La Sala indicaba que el uso de sistemas de inteligencia artificial generativa en el ejercicio de la abogacía "no es, en sí mismo, una práctica vedada ni, por supuesto, ajena al moderno ejercicio de las profesiones jurídicas".

Pero "obliga no solo a un control ex ante (evaluación del sistema de IA que se pretende utilizar), sino también ex post (verificación de los resultados arrojados: reserva de humanidad)".

"La conducta analizada supone una vulneración de los deberes deontológicos más elementales que el ejercicio de la abogacía impone", concluyeron los magistrados del TSJ gallego.

La profesión de abogado "no es una actividad de mera transmisión de información o de gestión automatizada de datos, porque, de aceptarse ese aserto, bastaría acudir directamente a la herramienta informática", señaló.

" Su núcleo reside en el ejercicio de un juicio jurídico personalizado, formado a partir del conocimiento técnico, la experiencia y el análisis crítico del profesional, aplicado a las circunstancias concretas y singulares de cada cliente y de cada asunto. La inteligencia artificial puede contribuir a facilitar esa labor -¡qué duda cabe!-, pero no puede sustituirla", añadía.

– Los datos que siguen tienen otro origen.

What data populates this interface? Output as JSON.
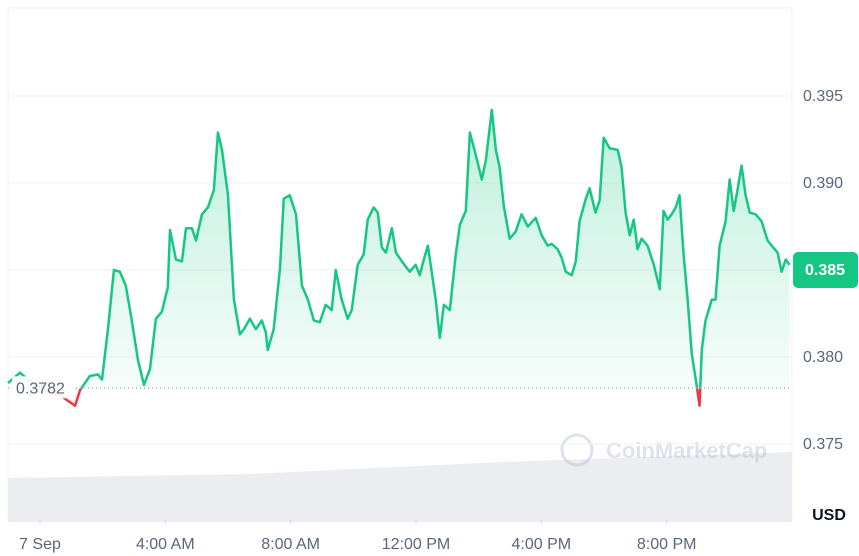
{
  "chart_data": {
    "type": "line",
    "x": [
      -1.02,
      -0.64,
      -0.32,
      0.16,
      0.64,
      1.12,
      1.28,
      1.59,
      1.85,
      1.98,
      2.17,
      2.36,
      2.55,
      2.74,
      2.93,
      3.13,
      3.32,
      3.51,
      3.7,
      3.89,
      4.08,
      4.15,
      4.34,
      4.53,
      4.66,
      4.85,
      4.98,
      5.17,
      5.36,
      5.55,
      5.68,
      5.81,
      6.0,
      6.19,
      6.38,
      6.51,
      6.7,
      6.89,
      7.08,
      7.21,
      7.27,
      7.46,
      7.66,
      7.78,
      7.97,
      8.17,
      8.36,
      8.55,
      8.74,
      8.93,
      9.12,
      9.31,
      9.44,
      9.63,
      9.82,
      9.95,
      10.14,
      10.33,
      10.46,
      10.65,
      10.78,
      10.91,
      11.04,
      11.23,
      11.36,
      11.55,
      11.67,
      11.8,
      11.99,
      12.12,
      12.25,
      12.38,
      12.5,
      12.63,
      12.76,
      12.89,
      13.08,
      13.27,
      13.4,
      13.59,
      13.72,
      13.91,
      14.1,
      14.23,
      14.42,
      14.55,
      14.67,
      14.8,
      14.99,
      15.18,
      15.37,
      15.57,
      15.82,
      16.01,
      16.2,
      16.33,
      16.52,
      16.65,
      16.78,
      16.97,
      17.1,
      17.22,
      17.42,
      17.54,
      17.73,
      17.86,
      17.99,
      18.18,
      18.44,
      18.56,
      18.69,
      18.82,
      18.95,
      19.07,
      19.2,
      19.39,
      19.59,
      19.78,
      19.9,
      20.03,
      20.16,
      20.29,
      20.41,
      20.54,
      20.67,
      20.8,
      20.93,
      21.05,
      21.12,
      21.24,
      21.44,
      21.56,
      21.69,
      21.88,
      22.01,
      22.14,
      22.26,
      22.39,
      22.52,
      22.65,
      22.84,
      23.03,
      23.22,
      23.35,
      23.54,
      23.67,
      23.8,
      23.92
    ],
    "series": [
      {
        "color": "#16c784",
        "values": [
          0.3785,
          0.3791,
          0.3786,
          0.3781,
          0.3778,
          0.3772,
          0.3781,
          0.3789,
          0.379,
          0.3787,
          0.3816,
          0.385,
          0.3849,
          0.3841,
          0.3821,
          0.3798,
          0.3784,
          0.3793,
          0.3822,
          0.3826,
          0.384,
          0.3873,
          0.3856,
          0.3855,
          0.3874,
          0.3874,
          0.3867,
          0.3882,
          0.3886,
          0.3896,
          0.3929,
          0.3919,
          0.3893,
          0.3833,
          0.3813,
          0.3816,
          0.3822,
          0.3816,
          0.3821,
          0.3814,
          0.3804,
          0.3816,
          0.3851,
          0.3891,
          0.3893,
          0.3882,
          0.3841,
          0.3833,
          0.3821,
          0.382,
          0.383,
          0.3827,
          0.385,
          0.3833,
          0.3822,
          0.3827,
          0.3853,
          0.3859,
          0.3879,
          0.3886,
          0.3883,
          0.3863,
          0.386,
          0.3874,
          0.386,
          0.3855,
          0.3852,
          0.3849,
          0.3853,
          0.3847,
          0.3856,
          0.3864,
          0.3849,
          0.3833,
          0.3811,
          0.383,
          0.3827,
          0.3859,
          0.3876,
          0.3884,
          0.3929,
          0.3916,
          0.3902,
          0.3913,
          0.3942,
          0.3919,
          0.3909,
          0.3887,
          0.3868,
          0.3872,
          0.3882,
          0.3875,
          0.388,
          0.387,
          0.3864,
          0.3865,
          0.3862,
          0.3857,
          0.3849,
          0.3847,
          0.3855,
          0.3878,
          0.3891,
          0.3897,
          0.3883,
          0.389,
          0.3926,
          0.392,
          0.3919,
          0.3909,
          0.3883,
          0.387,
          0.3879,
          0.3862,
          0.3868,
          0.3864,
          0.3853,
          0.3839,
          0.3884,
          0.3879,
          0.3882,
          0.3886,
          0.3893,
          0.3859,
          0.3833,
          0.3802,
          0.3787,
          0.3772,
          0.3804,
          0.3821,
          0.3833,
          0.3833,
          0.3864,
          0.3878,
          0.3902,
          0.3884,
          0.3896,
          0.391,
          0.3893,
          0.3883,
          0.3882,
          0.3878,
          0.3867,
          0.3864,
          0.386,
          0.3849,
          0.3856,
          0.3853
        ]
      }
    ],
    "down_color": "#ea3943",
    "baseline": 0.3782,
    "current_price": 0.385,
    "xlim": [
      -1.02,
      24
    ],
    "xticks": [
      {
        "value": 0,
        "label": "7 Sep"
      },
      {
        "value": 4,
        "label": "4:00 AM"
      },
      {
        "value": 8,
        "label": "8:00 AM"
      },
      {
        "value": 12,
        "label": "12:00 PM"
      },
      {
        "value": 16,
        "label": "4:00 PM"
      },
      {
        "value": 20,
        "label": "8:00 PM"
      }
    ],
    "ylim": [
      0.37063,
      0.40006
    ],
    "yticks": [
      0.375,
      {
        "value": 0.38,
        "label": "0.380"
      },
      0.385,
      {
        "value": 0.39,
        "label": "0.390"
      },
      0.395
    ],
    "y_unit": "USD",
    "watermark": "CoinMarketCap",
    "grid": true
  }
}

"Cuando el profesional abdica de ese juicio propio para delegar en el resultado de un algoritmo la construcción de la argumentación jurídica, sin verificación alguna, traiciona no solo los deberes que le impone el ordenamiento, sino la confianza que su cliente ha depositado en él al encomendarle la defensa de sus intereses".

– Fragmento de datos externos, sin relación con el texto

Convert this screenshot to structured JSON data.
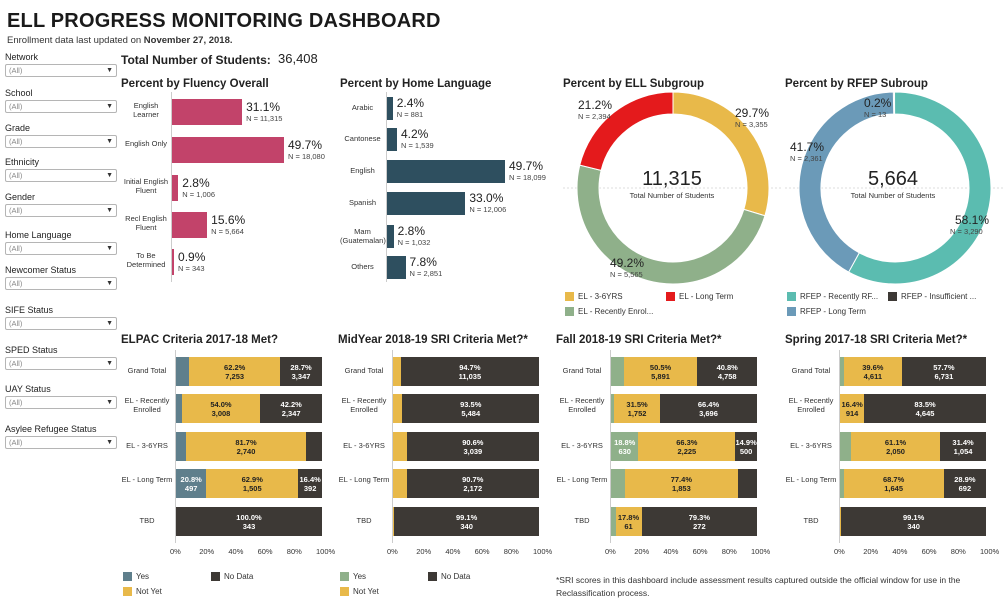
{
  "header": {
    "title": "ELL PROGRESS MONITORING DASHBOARD",
    "updated_prefix": "Enrollment data last updated on ",
    "updated_date": "November 27, 2018.",
    "total_label": "Total Number of Students:",
    "total_value": "36,408"
  },
  "filters": [
    {
      "label": "Network",
      "value": "(All)"
    },
    {
      "label": "School",
      "value": "(All)"
    },
    {
      "label": "Grade",
      "value": "(All)"
    },
    {
      "label": "Ethnicity",
      "value": "(All)"
    },
    {
      "label": "Gender",
      "value": "(All)"
    },
    {
      "label": "Home Language",
      "value": "(All)"
    },
    {
      "label": "Newcomer Status",
      "value": "(All)"
    },
    {
      "label": "SIFE Status",
      "value": "(All)"
    },
    {
      "label": "SPED Status",
      "value": "(All)"
    },
    {
      "label": "UAY Status",
      "value": "(All)"
    },
    {
      "label": "Asylee Refugee Status",
      "value": "(All)"
    }
  ],
  "colors": {
    "pink": "#c2436a",
    "navy": "#2e4f5f",
    "yellow": "#e8b94a",
    "red": "#e41a1c",
    "green": "#8fb08a",
    "teal": "#5bbcb0",
    "steel": "#6b9ab8",
    "dark": "#3d3935",
    "slate": "#5f7f8c"
  },
  "fluency": {
    "title": "Percent by Fluency Overall",
    "rows": [
      {
        "label": "English Learner",
        "pct": "31.1%",
        "n": "N = 11,315",
        "value": 31.1
      },
      {
        "label": "English Only",
        "pct": "49.7%",
        "n": "N = 18,080",
        "value": 49.7
      },
      {
        "label": "Initial English Fluent",
        "pct": "2.8%",
        "n": "N = 1,006",
        "value": 2.8
      },
      {
        "label": "Recl English Fluent",
        "pct": "15.6%",
        "n": "N = 5,664",
        "value": 15.6
      },
      {
        "label": "To Be Determined",
        "pct": "0.9%",
        "n": "N = 343",
        "value": 0.9
      }
    ]
  },
  "home_language": {
    "title": "Percent by Home Language",
    "rows": [
      {
        "label": "Arabic",
        "pct": "2.4%",
        "n": "N = 881",
        "value": 2.4
      },
      {
        "label": "Cantonese",
        "pct": "4.2%",
        "n": "N = 1,539",
        "value": 4.2
      },
      {
        "label": "English",
        "pct": "49.7%",
        "n": "N = 18,099",
        "value": 49.7
      },
      {
        "label": "Spanish",
        "pct": "33.0%",
        "n": "N = 12,006",
        "value": 33.0
      },
      {
        "label": "Mam (Guatemalan)",
        "pct": "2.8%",
        "n": "N = 1,032",
        "value": 2.8
      },
      {
        "label": "Others",
        "pct": "7.8%",
        "n": "N = 2,851",
        "value": 7.8
      }
    ]
  },
  "ell_subgroup": {
    "title": "Percent by ELL Subgroup",
    "center_value": "11,315",
    "center_label": "Total Number of Students",
    "slices": [
      {
        "name": "EL - 3-6YRS",
        "pct": "29.7%",
        "n": "N = 3,355",
        "value": 29.7,
        "color": "#e8b94a"
      },
      {
        "name": "EL - Recently Enrol...",
        "pct": "49.2%",
        "n": "N = 5,565",
        "value": 49.2,
        "color": "#8fb08a"
      },
      {
        "name": "EL - Long Term",
        "pct": "21.2%",
        "n": "N = 2,394",
        "value": 21.2,
        "color": "#e41a1c"
      }
    ],
    "legend": [
      "EL - 3-6YRS",
      "EL - Long Term",
      "EL - Recently Enrol..."
    ]
  },
  "rfep_subgroup": {
    "title": "Percent by RFEP Subroup",
    "center_value": "5,664",
    "center_label": "Total Number of Students",
    "slices": [
      {
        "name": "RFEP - Insufficient ...",
        "pct": "0.2%",
        "n": "N = 13",
        "value": 0.2,
        "color": "#3d3935"
      },
      {
        "name": "RFEP - Recently RF...",
        "pct": "58.1%",
        "n": "N = 3,290",
        "value": 58.1,
        "color": "#5bbcb0"
      },
      {
        "name": "RFEP - Long Term",
        "pct": "41.7%",
        "n": "N = 2,361",
        "value": 41.7,
        "color": "#6b9ab8"
      }
    ],
    "legend": [
      "RFEP - Recently RF...",
      "RFEP - Insufficient ...",
      "RFEP - Long Term"
    ]
  },
  "criteria": {
    "row_labels": [
      "Grand Total",
      "EL - Recently Enrolled",
      "EL - 3-6YRS",
      "EL - Long Term",
      "TBD"
    ],
    "axis": [
      "0%",
      "20%",
      "40%",
      "60%",
      "80%",
      "100%"
    ],
    "panels": [
      {
        "title": "ELPAC Criteria 2017-18 Met?",
        "yes_color": "#5f7f8c",
        "rows": [
          {
            "yes": 9.1,
            "notyet": 62.2,
            "nodata": 28.7,
            "labels": [
              [],
              [
                "62.2%",
                "7,253"
              ],
              [
                "28.7%",
                "3,347"
              ]
            ]
          },
          {
            "yes": 3.8,
            "notyet": 54.0,
            "nodata": 42.2,
            "labels": [
              [],
              [
                "54.0%",
                "3,008"
              ],
              [
                "42.2%",
                "2,347"
              ]
            ]
          },
          {
            "yes": 7.1,
            "notyet": 81.7,
            "nodata": 11.2,
            "labels": [
              [],
              [
                "81.7%",
                "2,740"
              ],
              []
            ]
          },
          {
            "yes": 20.8,
            "notyet": 62.9,
            "nodata": 16.4,
            "labels": [
              [
                "20.8%",
                "497"
              ],
              [
                "62.9%",
                "1,505"
              ],
              [
                "16.4%",
                "392"
              ]
            ]
          },
          {
            "yes": 0,
            "notyet": 0,
            "nodata": 100,
            "labels": [
              [],
              [],
              [
                "100.0%",
                "343"
              ]
            ]
          }
        ]
      },
      {
        "title": "MidYear 2018-19 SRI Criteria Met?*",
        "yes_color": "#8fb08a",
        "rows": [
          {
            "yes": 0,
            "notyet": 5.3,
            "nodata": 94.7,
            "labels": [
              [],
              [],
              [
                "94.7%",
                "11,035"
              ]
            ]
          },
          {
            "yes": 0,
            "notyet": 6.5,
            "nodata": 93.5,
            "labels": [
              [],
              [],
              [
                "93.5%",
                "5,484"
              ]
            ]
          },
          {
            "yes": 0,
            "notyet": 9.4,
            "nodata": 90.6,
            "labels": [
              [],
              [],
              [
                "90.6%",
                "3,039"
              ]
            ]
          },
          {
            "yes": 0,
            "notyet": 9.3,
            "nodata": 90.7,
            "labels": [
              [],
              [],
              [
                "90.7%",
                "2,172"
              ]
            ]
          },
          {
            "yes": 0,
            "notyet": 0.9,
            "nodata": 99.1,
            "labels": [
              [],
              [],
              [
                "99.1%",
                "340"
              ]
            ]
          }
        ]
      },
      {
        "title": "Fall 2018-19 SRI Criteria Met?*",
        "yes_color": "#8fb08a",
        "rows": [
          {
            "yes": 8.7,
            "notyet": 50.5,
            "nodata": 40.8,
            "labels": [
              [],
              [
                "50.5%",
                "5,891"
              ],
              [
                "40.8%",
                "4,758"
              ]
            ]
          },
          {
            "yes": 2.1,
            "notyet": 31.5,
            "nodata": 66.4,
            "labels": [
              [],
              [
                "31.5%",
                "1,752"
              ],
              [
                "66.4%",
                "3,696"
              ]
            ]
          },
          {
            "yes": 18.8,
            "notyet": 66.3,
            "nodata": 14.9,
            "labels": [
              [
                "18.8%",
                "630"
              ],
              [
                "66.3%",
                "2,225"
              ],
              [
                "14.9%",
                "500"
              ]
            ]
          },
          {
            "yes": 9.5,
            "notyet": 77.4,
            "nodata": 13.1,
            "labels": [
              [],
              [
                "77.4%",
                "1,853"
              ],
              []
            ]
          },
          {
            "yes": 3.1,
            "notyet": 17.8,
            "nodata": 79.3,
            "labels": [
              [],
              [
                "17.8%",
                "61"
              ],
              [
                "79.3%",
                "272"
              ]
            ]
          }
        ]
      },
      {
        "title": "Spring 2017-18 SRI Criteria Met?*",
        "yes_color": "#8fb08a",
        "rows": [
          {
            "yes": 2.7,
            "notyet": 39.6,
            "nodata": 57.7,
            "labels": [
              [],
              [
                "39.6%",
                "4,611"
              ],
              [
                "57.7%",
                "6,731"
              ]
            ]
          },
          {
            "yes": 0.1,
            "notyet": 16.4,
            "nodata": 83.5,
            "labels": [
              [],
              [
                "16.4%",
                "914"
              ],
              [
                "83.5%",
                "4,645"
              ]
            ]
          },
          {
            "yes": 7.5,
            "notyet": 61.1,
            "nodata": 31.4,
            "labels": [
              [],
              [
                "61.1%",
                "2,050"
              ],
              [
                "31.4%",
                "1,054"
              ]
            ]
          },
          {
            "yes": 2.4,
            "notyet": 68.7,
            "nodata": 28.9,
            "labels": [
              [],
              [
                "68.7%",
                "1,645"
              ],
              [
                "28.9%",
                "692"
              ]
            ]
          },
          {
            "yes": 0,
            "notyet": 0.9,
            "nodata": 99.1,
            "labels": [
              [],
              [],
              [
                "99.1%",
                "340"
              ]
            ]
          }
        ]
      }
    ],
    "legend_left": {
      "yes": "Yes",
      "nodata": "No Data",
      "notyet": "Not Yet"
    },
    "legend_right": {
      "yes": "Yes",
      "nodata": "No Data",
      "notyet": "Not Yet"
    }
  },
  "footnote": "*SRI scores in this dashboard include assessment results captured outside the official window for use in the Reclassification process."
}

Y ello "al margen de que comportamientos de este tipo desmerecen el trabajo de todos los demás letrados que —de una manera digna, trabajada, minuciosa, responsable— asumen la dirección técnica de los asuntos de sus clientes, quienes los eligen en atención a su asistencia, servicio y trato personal", concluía.

La cuantía de la multa "se sitúa dentro del rango inferior de las suscripciones anuales a herramientas de inteligencia artificial jurídica disponibles". De haberse utilizado, afirma, "se habría eliminado o reducido drásticamente el riesgo de que se produjeran las alucinaciones constatadas".

Benevolencia navarra

Dos letrados que hicieron un uso incorrecto de la IA en la jurisdicción navarra han tenido mejor suerte: no han sido sancionados.

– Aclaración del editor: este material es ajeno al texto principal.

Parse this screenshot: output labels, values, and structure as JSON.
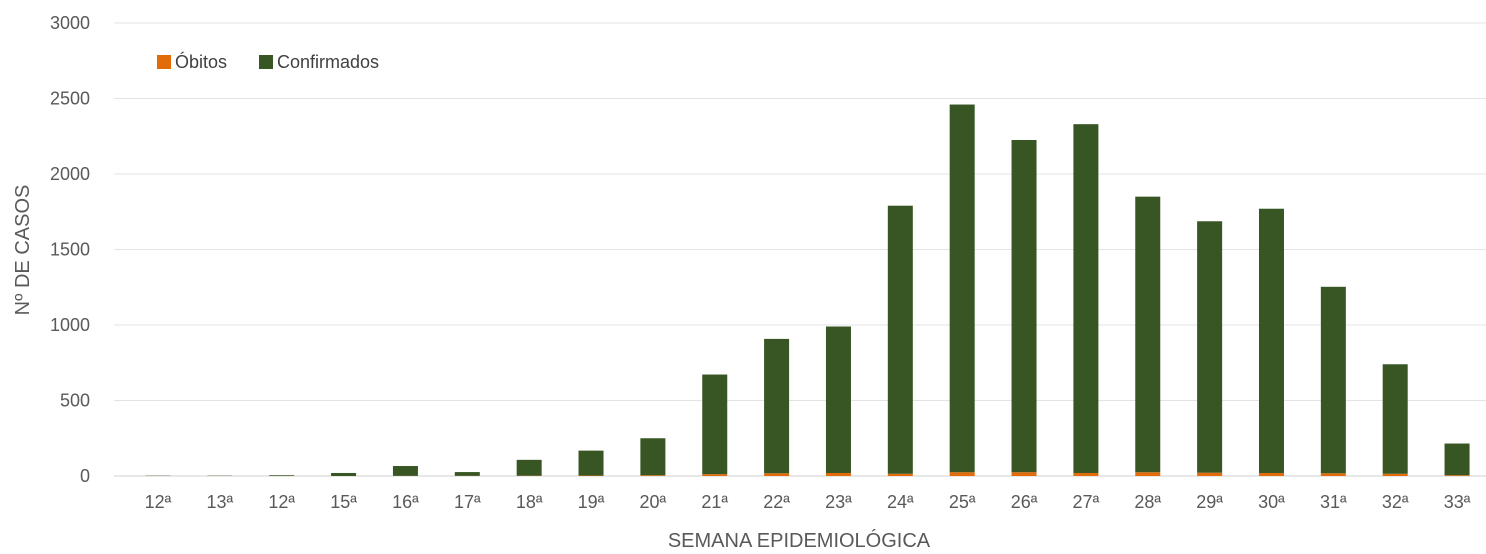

Uno de ellos protagonizó el primer caso de formación de una pieza separada tras detectarse por la Sala una cita falsa.

El Tribunal Superior de Navarra, que cerró el asunto sin sanción en un auto dictado el 4 de septiembre de 2024 (anterior a la decisión del TC sobre el abogado de Barcelona), tuvo en cuenta que era una materia "ciertamente novedosa y la inmediata reacción del letrado excusando el error cometido".

En este caso, además, fue una única cita errónea, en la que se mencionaba un precepto del Código Penal de Colombia en lugar del Código español.

El pasado abril, el TSJ navarro tampoco sancionó a una letrada que, en su recurso de queja interpuesto en nombre de una empresa, incluyó párrafos de sentencias que se decían dictadas por el Tribunal Constitucional, el Tribunal Supremo, el TSJ de Navarra y el TSJ de Madrid.

La Sala constató que esos "párrafos y datos de las sentencias no se corresponden con el texto real de las mismas, ni guardan relación alguna con el caso, ni concuerda la fecha de la sentencia con el número de recurso".

La intensidad y reiteración de las excusas de la abogada llevaron a los magistrados a librarla del correctivo, "sirviendo la presente [resolución] -quizá- de advertencia de las implicaciones legales, deontológicas y éticas que puede plantear el uso descuidado de las nuevas tecnologías".